4K Is Great for Everybody Except the TV Networks

Also, poor Michael Bay gets stage fright

Most of it you'll just see in the video, but Michael Bay was not able to make it through the presentation he was supposed to be giving in Las Vegas at CES 2014 because of what appeared to be a problem with the text crawl behind the audience. "The type is all off. Sorry. I'll just wing this," he said, before a brief, valiant attempt to improv his way through the introduction of Samsung's giant 105-inch curved-screen TV. Then he gave up. Video below courtesy of the quick-fingered Joshua Topolsky at the Verge. Bay later apologized, saying he'd skipped a line. He's not an improv comedian, people!

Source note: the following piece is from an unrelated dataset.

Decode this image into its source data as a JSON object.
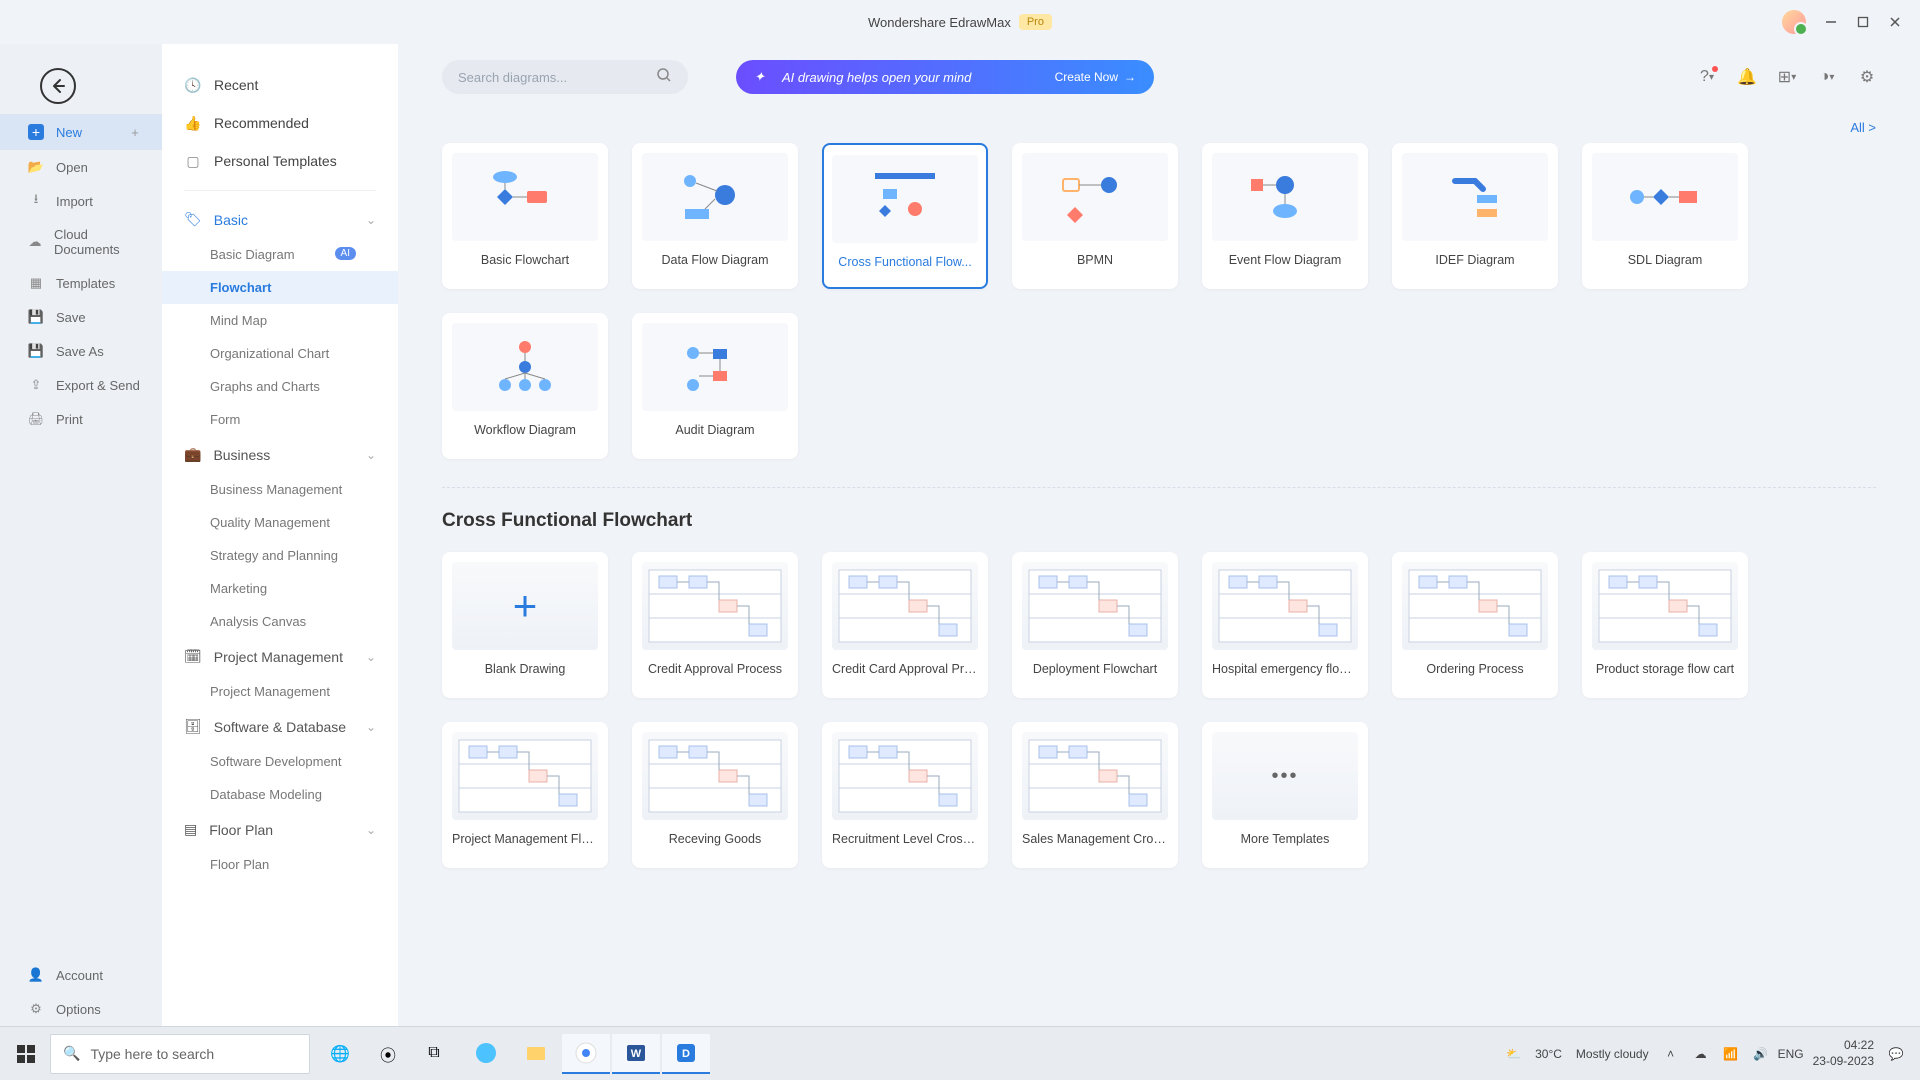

Samsung's new TV will probably be the best place to watch the new season of House of Cards, as Netflix said it will definitely be streaming it in the super-duper-hi-def 4K format that was the belle of last year's CES ball. The streaming service announced partnerships with Samsung, Sony, LG and others; Amazon also announced a partnership with Samsung that includes content producers Warner Bros., Lionsgate, 20th Century Fox, and, importantly, nonfiction giant Discovery, which has earned ratings wins over the last several years with its BBC HD nature footage programs. "It's a great idea, because it puts them ahead of the TV networks," said one network exec. "We can't do this sort of thing yet." As usual, TV is hamstrung by MSO agreements, as well as practical problems with bandwidth that could disturb the cable landscape if 4K catches on.

But cable operators that also provide Web connectivity are bound to be happy with the new slew of 4K agreements—if there's one industry that will get an unequivocal financial boost from these deals without having to lift a finger, it's the ISPs. They are likely to get a slew of upgraded subscriptions when their users decide that it's time to bump up to a connection that will enable them to see every last one of Kevin Spacey's crow's feet.

The big question is how thoroughly the format will catch on—is a 50-inch 4K TV really worth the money?—and how bad it will hurt TV to be left behind.